Parameter description:
$ob_host: The IP address of the OceanBase Database.$ob_port: The port of the OceanBase Database.$ob_user: The username of the OceanBase Database.$ob_password: The password of the OceanBase Database user.$ob_database: The name of the OceanBase database.
Step 4: Start DB-GPT
First, set the DashScope API Key environment variable, then start DB-GPT:
# Set the Qwen API Key
export DASHSCOPE_API_KEY="your-dashscope-api-key"
# Start DB-GPT
uv run dbgpt start webserver --config configs/dbgpt-proxy-tongyi.toml
Once started successfully, visit http://localhost:5670 to access the DB-GPT web interface.

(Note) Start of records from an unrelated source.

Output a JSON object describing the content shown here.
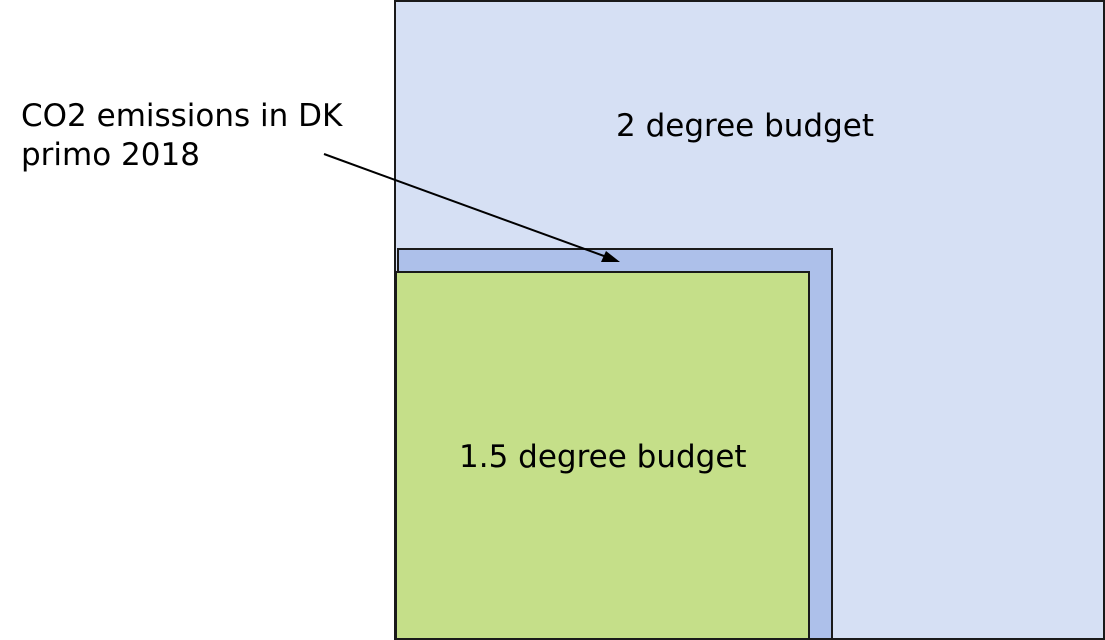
{
  "diagram": {
    "budget_2_degree": {
      "label": "2 degree budget",
      "color": "#d6e0f4"
    },
    "co2_emissions_dk": {
      "label_line1": "CO2 emissions in DK",
      "label_line2": "primo 2018",
      "color": "#adc0ea"
    },
    "budget_1_5_degree": {
      "label": "1.5 degree budget",
      "color": "#c5df89"
    },
    "outline_color": "#1a1a1a",
    "arrow_color": "#000000"
  }
}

Step 5: Use the knowledge base for Q&A
- Open your browser and go to http://localhost:5670.
- Go to the Knowledge page and click Create Knowledge to create a knowledge base.
- Fill in the Space Config and click Next.
- Select the Datasource type and click Next.
- Go to the Upload page, upload the file, and click Next.
- Go to the Segmentation page and select the document slicing method.
- The documents are sliced and vectorized and stored in the OceanBase vector database.
- In the Explore section, select the knowledge space to perform Q&A.